With a quick trip back to the Pattern Playground window. I can fix the search pattern by looking for “zero or more” of the pattern that identifies the hour digit and first colon—(\d:)*
.

Grep Cheat Sheet
As soon as I realized that I had times both with and without the leading hour digit, I knew how to fix it and didn’t really need to go back to the Pattern Playground window. But what if you don’t know, or you’re working with a regular expression that’s unusual? That’s where the Grep Cheat Sheet comes in handy. Just click the little ? icon that appears anywhere you can perform a grep search to make BBEdit display a menu of common regular expressions. I can’t say that everything you’ll ever need is in there, but it’s a great start.

Other New Features
BBEdit 13 has some other interesting new features as well—see the release notes (which are now always available for the current version by choosing Help > Change Notes) for a full list:
- Apply Text Transform: If you previously built a BBEdit text factory to run a particular transformation across multiple files, BBEdit 13’s new Text > Apply Text Transform command lets you do everything a text factory can do with a single dialog. And if you discover it’s something you might want to use again, click Save As Text Factory.
- Rectangular selections: Previous versions of BBEdit let you make a rectangular selection by holding down the Option key, but that worked only in documents that didn’t have Soft Wrap Text in Edit > Text Options. BBEdit 13 now allows rectangular selection even when that option is on. They can be handy when working with columnar data, and if you’re doing that, don’t miss BBEdit’s Edit > Columns commands.
- Enhanced selection: You’ll notice that the highlighting of search results is purely cosmetic; those items aren’t selected such that you could cut or copy them. However, there is a new selection option that can do that: Search > Find & Select All. Plus, speaking of BBEdit’s column commands, the new Edit > Columns > Select Column command does exactly what you’d think. Also note the new Edit > Select > Highlighted Matches and Edit > Select > Live Search Results commands.
- Strip Trailing Whitespace: It’s common to have one or more spaces at the end of a line, and sometimes that’s problematic.
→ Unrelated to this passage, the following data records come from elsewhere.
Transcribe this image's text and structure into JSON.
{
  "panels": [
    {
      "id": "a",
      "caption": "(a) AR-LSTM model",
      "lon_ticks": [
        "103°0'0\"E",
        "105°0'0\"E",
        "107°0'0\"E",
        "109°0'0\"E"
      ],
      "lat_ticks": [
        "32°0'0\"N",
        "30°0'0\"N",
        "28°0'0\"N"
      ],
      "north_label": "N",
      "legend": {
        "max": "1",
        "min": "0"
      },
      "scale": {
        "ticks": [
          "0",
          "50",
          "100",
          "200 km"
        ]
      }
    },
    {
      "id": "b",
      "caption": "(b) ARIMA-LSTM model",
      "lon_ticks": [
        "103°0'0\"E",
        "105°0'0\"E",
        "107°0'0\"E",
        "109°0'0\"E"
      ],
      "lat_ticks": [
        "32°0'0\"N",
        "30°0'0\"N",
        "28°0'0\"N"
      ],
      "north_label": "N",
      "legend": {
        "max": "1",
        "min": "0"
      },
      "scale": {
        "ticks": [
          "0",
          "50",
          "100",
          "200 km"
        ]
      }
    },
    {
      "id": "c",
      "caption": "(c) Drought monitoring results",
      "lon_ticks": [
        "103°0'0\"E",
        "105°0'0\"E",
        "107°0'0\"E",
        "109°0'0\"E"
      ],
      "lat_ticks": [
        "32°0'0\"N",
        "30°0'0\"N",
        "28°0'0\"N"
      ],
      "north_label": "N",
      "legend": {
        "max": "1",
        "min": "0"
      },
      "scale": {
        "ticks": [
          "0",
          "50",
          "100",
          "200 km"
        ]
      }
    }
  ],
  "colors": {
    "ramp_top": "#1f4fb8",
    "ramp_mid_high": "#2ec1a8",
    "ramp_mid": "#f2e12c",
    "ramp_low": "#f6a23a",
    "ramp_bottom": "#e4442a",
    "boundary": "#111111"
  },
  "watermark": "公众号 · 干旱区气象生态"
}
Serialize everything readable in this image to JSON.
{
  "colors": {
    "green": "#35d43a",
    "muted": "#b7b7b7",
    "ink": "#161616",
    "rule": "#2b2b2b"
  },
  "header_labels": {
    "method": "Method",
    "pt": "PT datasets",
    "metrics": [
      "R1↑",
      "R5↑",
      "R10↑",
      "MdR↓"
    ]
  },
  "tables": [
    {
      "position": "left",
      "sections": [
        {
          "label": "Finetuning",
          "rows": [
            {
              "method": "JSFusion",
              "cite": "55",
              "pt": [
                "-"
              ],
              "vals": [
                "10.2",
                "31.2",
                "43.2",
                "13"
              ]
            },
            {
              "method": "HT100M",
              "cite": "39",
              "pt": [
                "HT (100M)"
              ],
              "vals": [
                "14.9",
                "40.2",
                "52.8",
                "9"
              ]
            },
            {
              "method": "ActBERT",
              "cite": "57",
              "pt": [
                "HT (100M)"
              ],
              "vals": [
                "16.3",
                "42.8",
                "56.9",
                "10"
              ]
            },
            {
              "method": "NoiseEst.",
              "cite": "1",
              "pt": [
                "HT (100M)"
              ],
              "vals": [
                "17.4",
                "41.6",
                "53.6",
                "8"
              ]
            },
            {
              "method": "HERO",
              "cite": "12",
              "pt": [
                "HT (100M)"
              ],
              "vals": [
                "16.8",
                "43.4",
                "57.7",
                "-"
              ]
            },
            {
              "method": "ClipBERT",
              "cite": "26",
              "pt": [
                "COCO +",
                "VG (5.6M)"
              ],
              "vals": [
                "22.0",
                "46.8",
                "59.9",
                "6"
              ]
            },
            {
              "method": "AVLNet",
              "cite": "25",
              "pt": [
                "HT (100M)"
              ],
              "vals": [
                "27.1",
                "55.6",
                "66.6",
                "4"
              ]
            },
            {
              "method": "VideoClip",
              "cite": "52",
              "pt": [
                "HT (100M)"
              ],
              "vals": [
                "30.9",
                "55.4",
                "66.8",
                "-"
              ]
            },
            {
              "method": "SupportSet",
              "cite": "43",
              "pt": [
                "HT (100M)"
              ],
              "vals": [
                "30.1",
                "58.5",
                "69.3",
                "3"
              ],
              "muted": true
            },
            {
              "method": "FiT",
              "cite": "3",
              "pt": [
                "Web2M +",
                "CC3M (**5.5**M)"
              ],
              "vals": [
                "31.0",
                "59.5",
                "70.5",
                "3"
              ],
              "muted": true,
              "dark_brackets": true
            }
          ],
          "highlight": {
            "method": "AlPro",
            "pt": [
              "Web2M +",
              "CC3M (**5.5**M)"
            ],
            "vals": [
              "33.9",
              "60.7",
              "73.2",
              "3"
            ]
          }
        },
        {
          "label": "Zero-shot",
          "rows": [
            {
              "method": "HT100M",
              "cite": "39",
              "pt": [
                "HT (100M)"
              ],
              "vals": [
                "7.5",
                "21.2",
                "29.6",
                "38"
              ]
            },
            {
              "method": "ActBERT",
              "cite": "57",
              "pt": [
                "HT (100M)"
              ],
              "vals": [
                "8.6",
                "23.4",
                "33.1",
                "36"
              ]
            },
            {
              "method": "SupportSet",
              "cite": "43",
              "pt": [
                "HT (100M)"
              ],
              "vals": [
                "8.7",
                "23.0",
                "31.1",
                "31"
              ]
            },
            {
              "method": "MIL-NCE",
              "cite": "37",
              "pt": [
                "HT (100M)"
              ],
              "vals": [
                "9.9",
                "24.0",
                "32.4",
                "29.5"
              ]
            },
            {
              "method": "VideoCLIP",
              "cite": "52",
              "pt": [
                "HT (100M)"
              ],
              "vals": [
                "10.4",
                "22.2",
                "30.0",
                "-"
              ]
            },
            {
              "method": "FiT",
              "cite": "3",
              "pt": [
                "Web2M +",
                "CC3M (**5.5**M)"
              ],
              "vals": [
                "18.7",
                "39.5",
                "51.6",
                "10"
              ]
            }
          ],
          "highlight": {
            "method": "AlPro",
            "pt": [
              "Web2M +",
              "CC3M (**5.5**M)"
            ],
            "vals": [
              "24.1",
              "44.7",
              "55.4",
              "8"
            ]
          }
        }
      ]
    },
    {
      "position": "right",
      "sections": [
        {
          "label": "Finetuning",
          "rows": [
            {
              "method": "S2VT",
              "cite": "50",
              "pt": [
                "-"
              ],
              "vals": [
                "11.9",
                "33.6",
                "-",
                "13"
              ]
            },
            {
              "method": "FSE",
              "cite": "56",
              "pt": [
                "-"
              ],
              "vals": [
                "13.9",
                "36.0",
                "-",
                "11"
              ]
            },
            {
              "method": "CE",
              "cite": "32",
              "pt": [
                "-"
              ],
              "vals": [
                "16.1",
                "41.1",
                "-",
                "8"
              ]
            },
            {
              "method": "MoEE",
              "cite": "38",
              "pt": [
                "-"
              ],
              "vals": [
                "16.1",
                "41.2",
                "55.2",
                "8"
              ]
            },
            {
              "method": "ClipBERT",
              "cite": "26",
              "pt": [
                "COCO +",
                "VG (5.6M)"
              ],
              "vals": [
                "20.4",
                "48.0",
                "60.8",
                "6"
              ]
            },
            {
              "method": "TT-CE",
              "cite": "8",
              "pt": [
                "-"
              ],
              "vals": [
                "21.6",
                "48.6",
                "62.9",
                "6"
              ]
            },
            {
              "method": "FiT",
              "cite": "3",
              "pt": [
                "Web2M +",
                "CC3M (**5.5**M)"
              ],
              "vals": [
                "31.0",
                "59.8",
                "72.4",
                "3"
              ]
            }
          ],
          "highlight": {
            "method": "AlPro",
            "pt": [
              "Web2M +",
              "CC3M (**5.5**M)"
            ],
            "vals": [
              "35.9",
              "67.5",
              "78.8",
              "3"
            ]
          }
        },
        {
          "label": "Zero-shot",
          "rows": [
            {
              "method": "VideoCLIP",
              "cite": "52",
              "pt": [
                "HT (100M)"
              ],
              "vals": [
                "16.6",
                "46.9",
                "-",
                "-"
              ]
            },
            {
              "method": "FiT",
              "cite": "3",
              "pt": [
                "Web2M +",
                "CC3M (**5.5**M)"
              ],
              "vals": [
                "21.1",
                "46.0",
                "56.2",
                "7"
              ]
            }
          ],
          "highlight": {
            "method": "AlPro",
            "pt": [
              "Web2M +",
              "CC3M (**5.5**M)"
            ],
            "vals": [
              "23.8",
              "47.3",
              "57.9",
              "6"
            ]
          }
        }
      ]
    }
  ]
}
BBEdit 13 now has a Text > Strip Trailing Whitespace command and equivalent text factory operation for removing such cruft.
- Sidebar enhancements: You’ll now find BBEdit > Preferences > Sidebar for tweaking how the sidebar looks and works. Plus, although this option was present in previous versions, note that the List Display Font Size slider in BBEdit > Preferences > Appearance lets you increase the size of the text in the sidebar.
- Dark mode switching: You can now have BBEdit automatically follow the system appearance if you’re set on using Dark mode (see “The Dark Side of Dark Mode,” 31 May 2019). Look in BBEdit > Preferences > Appearance. BBEdit even changes its color scheme to match changes in the system appearance—the release notes explain this approach in detail.
Perhaps the most interesting part of the briefing I had with Bare Bones prior to the release of BBEdit 13 revolved around useful features that shipped in previous versions of BBEdit, but which I had never managed to internalize in my usage. I’ll delve into those some other time, since it was quite embarrassing to discover how much I was missing out on, even as someone who uses BBEdit all the time.
Regardless, BBEdit 13 is a beefy upgrade that adds compelling new capabilities without changing how loyal users have become accustomed to using the app over the years. Particularly if you use grep-based searches, or should be using them but have never figured out grep syntax, BBEdit 13 is well worth the upgrade fee.
Upgrade Details
System requirements have increased, so BBEdit now requires at least macOS 10.14.2 Mojave (preferably 10.14.6 or later), and it works with 10.15 Catalina.
BBEdit 13 retains the same pricing as BBEdit 12, meaning that a new license costs $49.99. Upgrades from version 12 cost $29.99, or if you own BBEdit 11 or earlier, the upgrade will be $39.99. Mac App Store customers with a subscription immediately gain access to all of BBEdit 13’s new features with no action required.
You can use all of BBEdit’s features for free for 30 days; after that, the core features remain available for free, but you won’t be able to use any menu items marked with a star without paying for a license.